A Associação Portuguesa para a Defesa do Consumidor (DECO) elogia a criação de um livro de reclamações online, mas faz várias críticas ao desenho da iniciativa. “É um avanço, mas fica muito aquém daquilo que era expectável”, disse o jurista da DECO, Paulo Fonseca, à agência Lusa. As críticas da associação dirigem-se a diferentes domínios:

 

 

Com as alterações, os serviços públicos passam a ser obrigados a enviar as reclamações à entidade reguladora no prazo de três semanas. Por outro lado, as empresas passam a ter mais tempo já que o prazo é igual e passa de 10 para 15 dias úteis. Além do aumento do tempo, continua a não ser obrigatório responder ao consumidor, excepto no que respeita aos serviços públicos essenciais em que existem regras quanto às reclamações.
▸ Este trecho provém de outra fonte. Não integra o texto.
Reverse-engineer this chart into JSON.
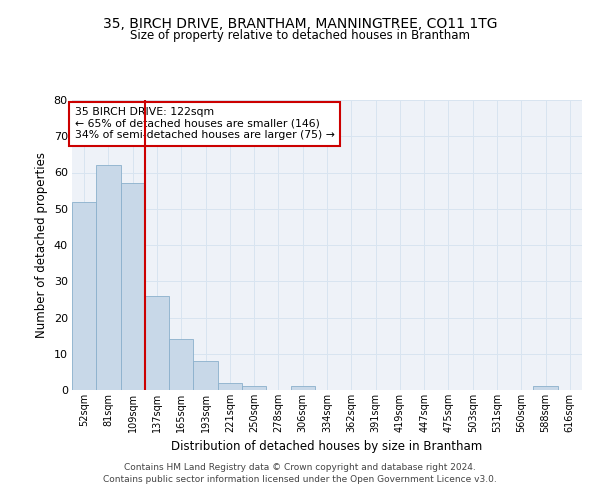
{
  "title1": "35, BIRCH DRIVE, BRANTHAM, MANNINGTREE, CO11 1TG",
  "title2": "Size of property relative to detached houses in Brantham",
  "xlabel": "Distribution of detached houses by size in Brantham",
  "ylabel": "Number of detached properties",
  "bin_labels": [
    "52sqm",
    "81sqm",
    "109sqm",
    "137sqm",
    "165sqm",
    "193sqm",
    "221sqm",
    "250sqm",
    "278sqm",
    "306sqm",
    "334sqm",
    "362sqm",
    "391sqm",
    "419sqm",
    "447sqm",
    "475sqm",
    "503sqm",
    "531sqm",
    "560sqm",
    "588sqm",
    "616sqm"
  ],
  "bar_heights": [
    52,
    62,
    57,
    26,
    14,
    8,
    2,
    1,
    0,
    1,
    0,
    0,
    0,
    0,
    0,
    0,
    0,
    0,
    0,
    1,
    0
  ],
  "bar_color": "#c8d8e8",
  "bar_edge_color": "#8ab0cc",
  "vline_x": 2.5,
  "vline_color": "#cc0000",
  "annotation_text": "35 BIRCH DRIVE: 122sqm\n← 65% of detached houses are smaller (146)\n34% of semi-detached houses are larger (75) →",
  "annotation_box_color": "#cc0000",
  "grid_color": "#d8e4f0",
  "background_color": "#eef2f8",
  "ylim": [
    0,
    80
  ],
  "yticks": [
    0,
    10,
    20,
    30,
    40,
    50,
    60,
    70,
    80
  ],
  "footnote1": "Contains HM Land Registry data © Crown copyright and database right 2024.",
  "footnote2": "Contains public sector information licensed under the Open Government Licence v3.0."
}
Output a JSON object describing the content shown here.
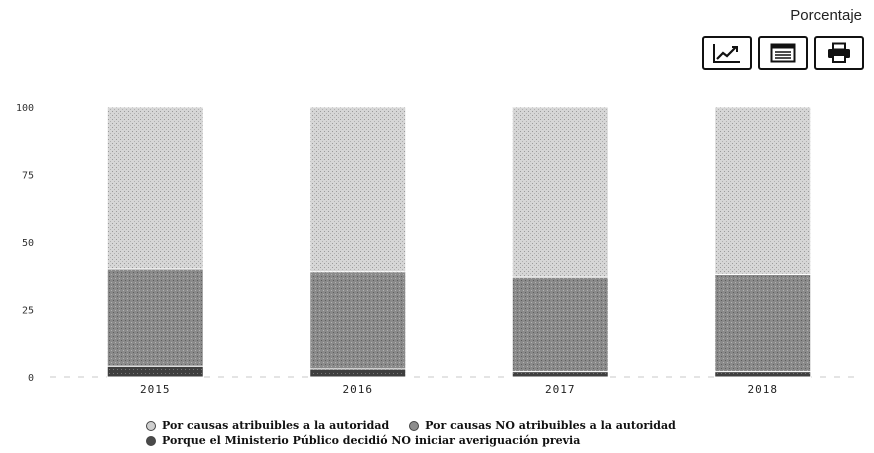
{
  "header": {
    "unit_label": "Porcentaje",
    "tools": [
      {
        "name": "line-chart-icon"
      },
      {
        "name": "table-view-icon"
      },
      {
        "name": "print-icon"
      }
    ]
  },
  "colors": {
    "autoridad": "#cfcfcf",
    "no_autoridad": "#8d8d8d",
    "ministerio": "#4a4a4a"
  },
  "chart_data": {
    "type": "bar",
    "stacked": true,
    "categories": [
      "2015",
      "2016",
      "2017",
      "2018"
    ],
    "series": [
      {
        "name": "Porque el Ministerio Público decidió NO iniciar averiguación previa",
        "values": [
          4,
          3,
          2,
          2
        ]
      },
      {
        "name": "Por causas NO atribuibles a la autoridad",
        "values": [
          36,
          36,
          35,
          36
        ]
      },
      {
        "name": "Por causas atribuibles a la autoridad",
        "values": [
          60,
          61,
          63,
          62
        ]
      }
    ],
    "yticks": [
      0,
      25,
      50,
      75,
      100
    ],
    "ylim": [
      0,
      100
    ],
    "legend_position": "bottom"
  }
}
“A entidade de controlo de mercado competente ou a entidade reguladora do sector, no âmbito das atribuições que lhe estão conferidas por lei, pode, através de comunicação escrita, informar o reclamante sobre o procedimento ou sobre as medidas que tenham sido ou que venham a ser adoptadas na sequência da reclamação formulada”, refere o o diploma, que mantém a mesma versão do regime de 2015.

 

As novas regras também implicam uma redução das multas para até 15 mil euros. A mudança é explicada pelo ministério da Economia com a necessidade “ajustar os montantes das coimas e respectiva proporcionalidade, relativamente a contra-ordenações cujos montantes das coimas aplicáveis se consideram desproporcionados face à gravidade das infracções”. A DECO considera, no entanto, que o corte prejudica os reclamantes, em benefício das empresas.

 

O livro de reclamações online avança primeiro nos serviços públicos e a DECO sublinha que há setores, especialmente relacionados com negócios digitais, em que há não existe a possibilidade de fazer reclamações. “O que nos preocupa, e tínhamos expetativa de que fosse resolvido, são os setores onde há um vazio e não há livro reclamações, como por exemplo nas compras pela internet”, explicou o jurista da associação.
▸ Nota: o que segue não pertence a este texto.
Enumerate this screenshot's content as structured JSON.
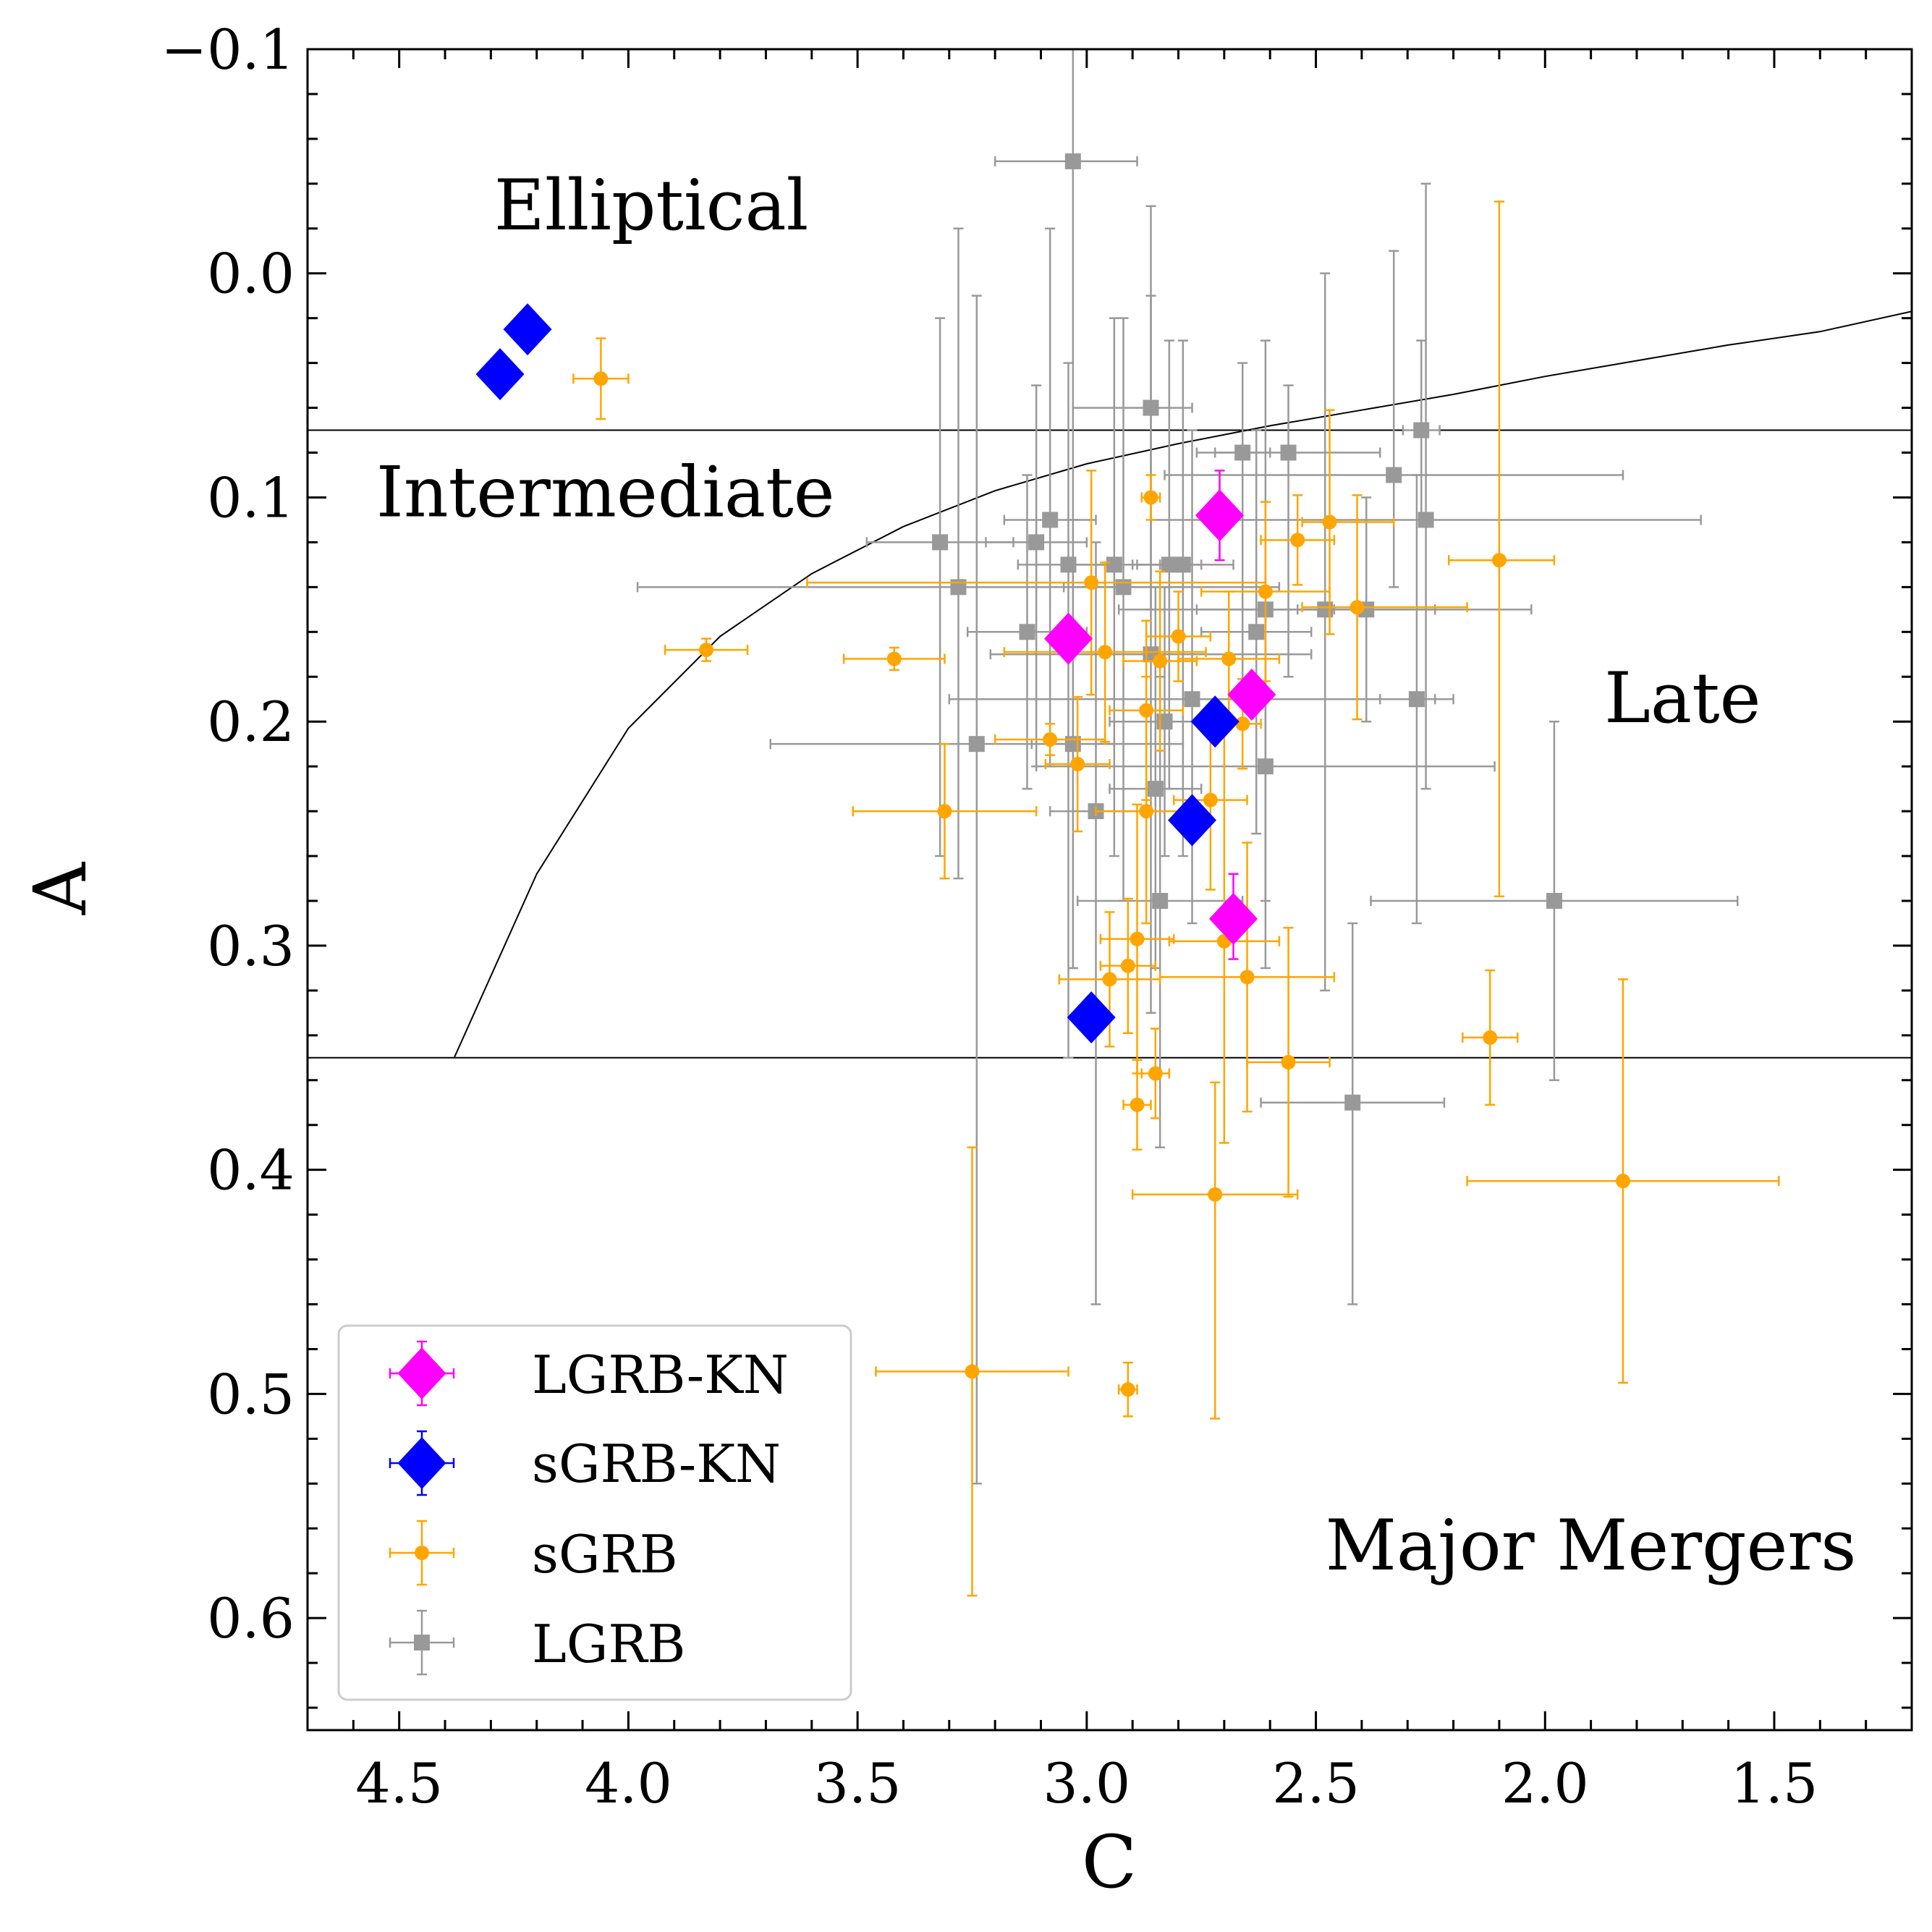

“Se o consumidor está numa loja da Meo, da EPAL ou da EDP, quer usar nesse momento o livro de reclamações em papel, até porque, nos serviços públicos essenciais, os consumidores usam pouco o canal virtual. Se comprar roupa online, numa marca com loja, tenho de me deslocar à loja para a reclamação. Por isso, era neste serviço que o legislador devia ter apostado”.